Key Cellular Mechanism in Breast Cancer Relapse Found

CNRS

Triple-negative breast cancer is one of the most aggressive and difficult cancers to treat. It can initially respond well to therapeutic combinations of chemotherapy, but a tiny minority of tumour cells may manage to tolerate these treatments. These so-called "persister" cells are then able to reform a tumour, causing a relapse of breast cancer in 20 to 30% of cases.

According to the work of a research team led by teams of scientists from CNRS and Institut Curie in the "Dynamique de l'Information Génétique: Bases Fondamentales et Cancer" laboratory (CNRS/Institut Curie/Sorbonne Université)1 and the Département de Recherche Translationnelle at Institut Curie, "persister" cells share a common transcriptional programme from one patient to another, whatever the treatments they have received. The scientists have also identified several molecules implicated in the regulation of this common programme that determine which genes are active or not. Of these molecules, the FOSL1 protein plays a central role as a true "on-off switch" for resistance. Thanks to this non-genetic and reversible adaptation, the cells can modify their functioning and survive treatment before becoming susceptible again thereafter.

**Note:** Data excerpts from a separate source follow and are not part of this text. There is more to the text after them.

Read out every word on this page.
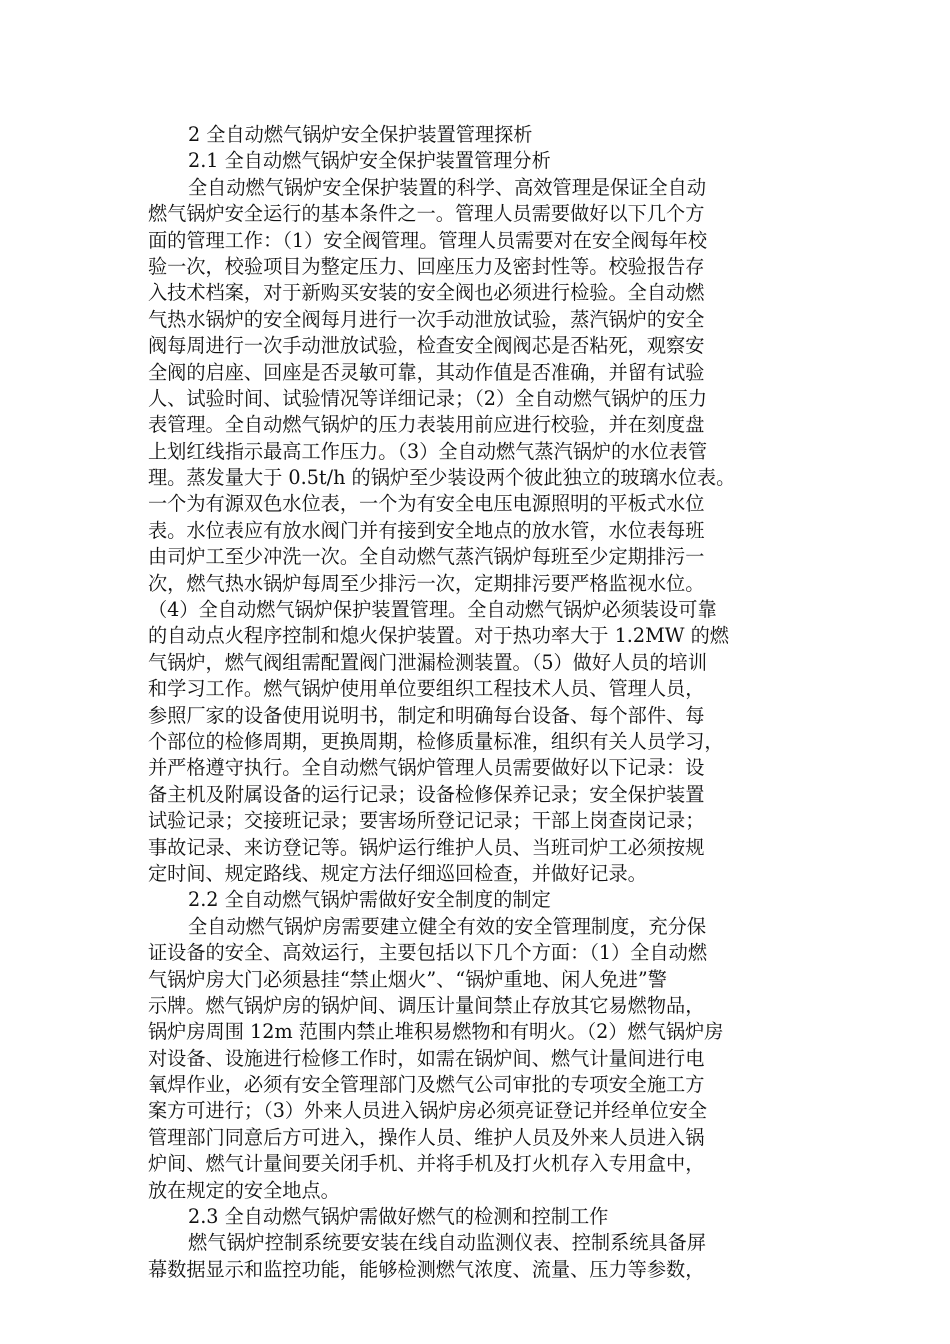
2 全自动燃气锅炉安全保护装置管理探析
2.1 全自动燃气锅炉安全保护装置管理分析
全自动燃气锅炉安全保护装置的科学、高效管理是保证全自动
燃气锅炉安全运行的基本条件之一。管理人员需要做好以下几个方
面的管理工作：（1）安全阀管理。管理人员需要对在安全阀每年校
验一次，校验项目为整定压力、回座压力及密封性等。校验报告存
入技术档案，对于新购买安装的安全阀也必须进行检验。全自动燃
气热水锅炉的安全阀每月进行一次手动泄放试验，蒸汽锅炉的安全
阀每周进行一次手动泄放试验，检查安全阀阀芯是否粘死，观察安
全阀的启座、回座是否灵敏可靠，其动作值是否准确，并留有试验
人、试验时间、试验情况等详细记录；（2）全自动燃气锅炉的压力
表管理。全自动燃气锅炉的压力表装用前应进行校验，并在刻度盘
上划红线指示最高工作压力。（3）全自动燃气蒸汽锅炉的水位表管
理。蒸发量大于 0.5t/h 的锅炉至少装设两个彼此独立的玻璃水位表。
一个为有源双色水位表，一个为有安全电压电源照明的平板式水位
表。水位表应有放水阀门并有接到安全地点的放水管，水位表每班
由司炉工至少冲洗一次。全自动燃气蒸汽锅炉每班至少定期排污一
次，燃气热水锅炉每周至少排污一次，定期排污要严格监视水位。
（4）全自动燃气锅炉保护装置管理。全自动燃气锅炉必须装设可靠
的自动点火程序控制和熄火保护装置。对于热功率大于 1.2MW 的燃
气锅炉，燃气阀组需配置阀门泄漏检测装置。（5）做好人员的培训
和学习工作。燃气锅炉使用单位要组织工程技术人员、管理人员，
参照厂家的设备使用说明书，制定和明确每台设备、每个部件、每
个部位的检修周期，更换周期，检修质量标准，组织有关人员学习，
并严格遵守执行。全自动燃气锅炉管理人员需要做好以下记录：设
备主机及附属设备的运行记录；设备检修保养记录；安全保护装置
试验记录；交接班记录；要害场所登记记录；干部上岗查岗记录；
事故记录、来访登记等。锅炉运行维护人员、当班司炉工必须按规
定时间、规定路线、规定方法仔细巡回检查，并做好记录。
2.2 全自动燃气锅炉需做好安全制度的制定
全自动燃气锅炉房需要建立健全有效的安全管理制度，充分保
证设备的安全、高效运行，主要包括以下几个方面：（1）全自动燃
气锅炉房大门必须悬挂“禁止烟火”、“锅炉重地、闲人免进”警
示牌。燃气锅炉房的锅炉间、调压计量间禁止存放其它易燃物品，
锅炉房周围 12m 范围内禁止堆积易燃物和有明火。（2）燃气锅炉房
对设备、设施进行检修工作时，如需在锅炉间、燃气计量间进行电
氧焊作业，必须有安全管理部门及燃气公司审批的专项安全施工方
案方可进行；（3）外来人员进入锅炉房必须亮证登记并经单位安全
管理部门同意后方可进入，操作人员、维护人员及外来人员进入锅
炉间、燃气计量间要关闭手机、并将手机及打火机存入专用盒中，
放在规定的安全地点。
2.3 全自动燃气锅炉需做好燃气的检测和控制工作
燃气锅炉控制系统要安装在线自动监测仪表、控制系统具备屏
幕数据显示和监控功能，能够检测燃气浓度、流量、压力等参数，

These results were obtained from experiments conducted in mice using tumour biopsies collected from eight patients at Institut Curie – a number never previously attained in this type of study. Thanks to sequencing technologies, the scientists were able to analyse the tumours at different stages and to identify the tolerance mechanisms of the tumour cells.

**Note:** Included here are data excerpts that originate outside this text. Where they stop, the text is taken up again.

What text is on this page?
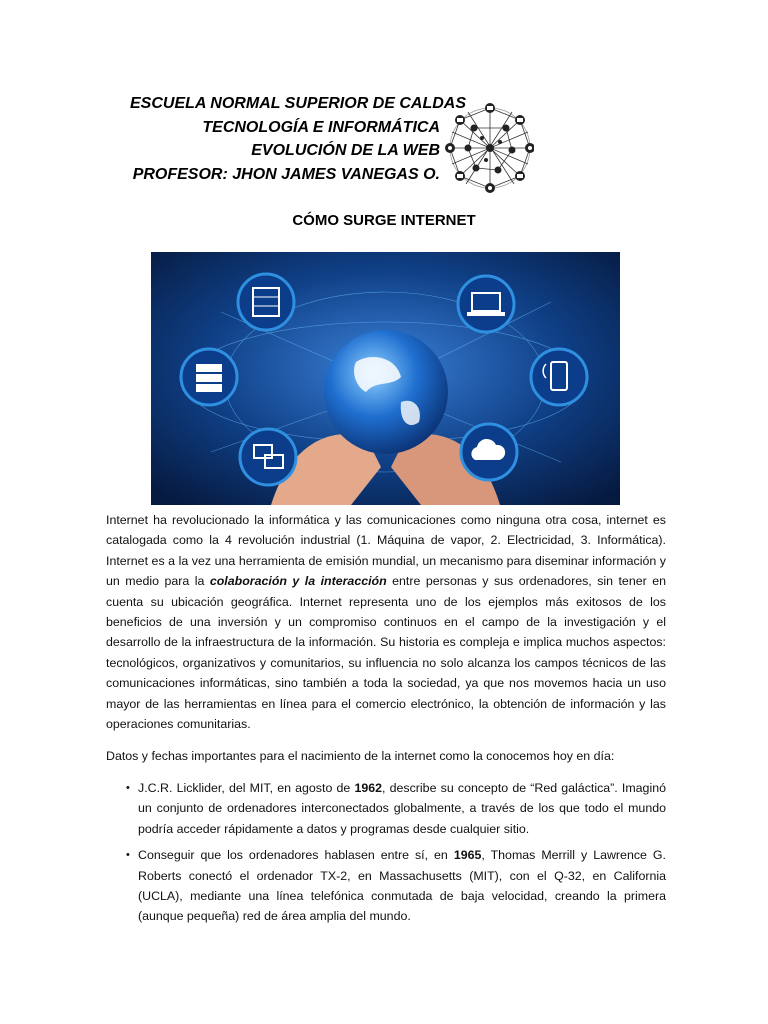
ESCUELA NORMAL SUPERIOR DE CALDAS
TECNOLOGÍA E INFORMÁTICA
EVOLUCIÓN DE LA WEB
PROFESOR: JHON JAMES VANEGAS O.
CÓMO SURGE INTERNET

Internet ha revolucionado la informática y las comunicaciones como ninguna otra cosa, internet es catalogada como la 4 revolución industrial (1. Máquina de vapor, 2. Electricidad, 3. Informática). Internet es a la vez una herramienta de emisión mundial, un mecanismo para diseminar información y un medio para la colaboración y la interacción entre personas y sus ordenadores, sin tener en cuenta su ubicación geográfica. Internet representa uno de los ejemplos más exitosos de los beneficios de una inversión y un compromiso continuos en el campo de la investigación y el desarrollo de la infraestructura de la información. Su historia es compleja e implica muchos aspectos: tecnológicos, organizativos y comunitarios, su influencia no solo alcanza los campos técnicos de las comunicaciones informáticas, sino también a toda la sociedad, ya que nos movemos hacia un uso mayor de las herramientas en línea para el comercio electrónico, la obtención de información y las operaciones comunitarias.

Datos y fechas importantes para el nacimiento de la internet como la conocemos hoy en día:

• J.C.R. Licklider, del MIT, en agosto de 1962, describe su concepto de “Red galáctica”. Imaginó un conjunto de ordenadores interconectados globalmente, a través de los que todo el mundo podría acceder rápidamente a datos y programas desde cualquier sitio.
• Conseguir que los ordenadores hablasen entre sí, en 1965, Thomas Merrill y Lawrence G. Roberts conectó el ordenador TX-2, en Massachusetts (MIT), con el Q-32, en California (UCLA), mediante una línea telefónica conmutada de baja velocidad, creando la primera (aunque pequeña) red de área amplia del mundo.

The challenge is now to transform these results into actionable biomarkers and targets. This discovery constitutes an essential step on the path towards more preventive medicine that is able to anticipate and avoid relapses in the most aggressive types of cancer. It also opens the way to new therapeutic strategies which aim not only to eliminate tumour cells but also prevent their entry into a persistent state.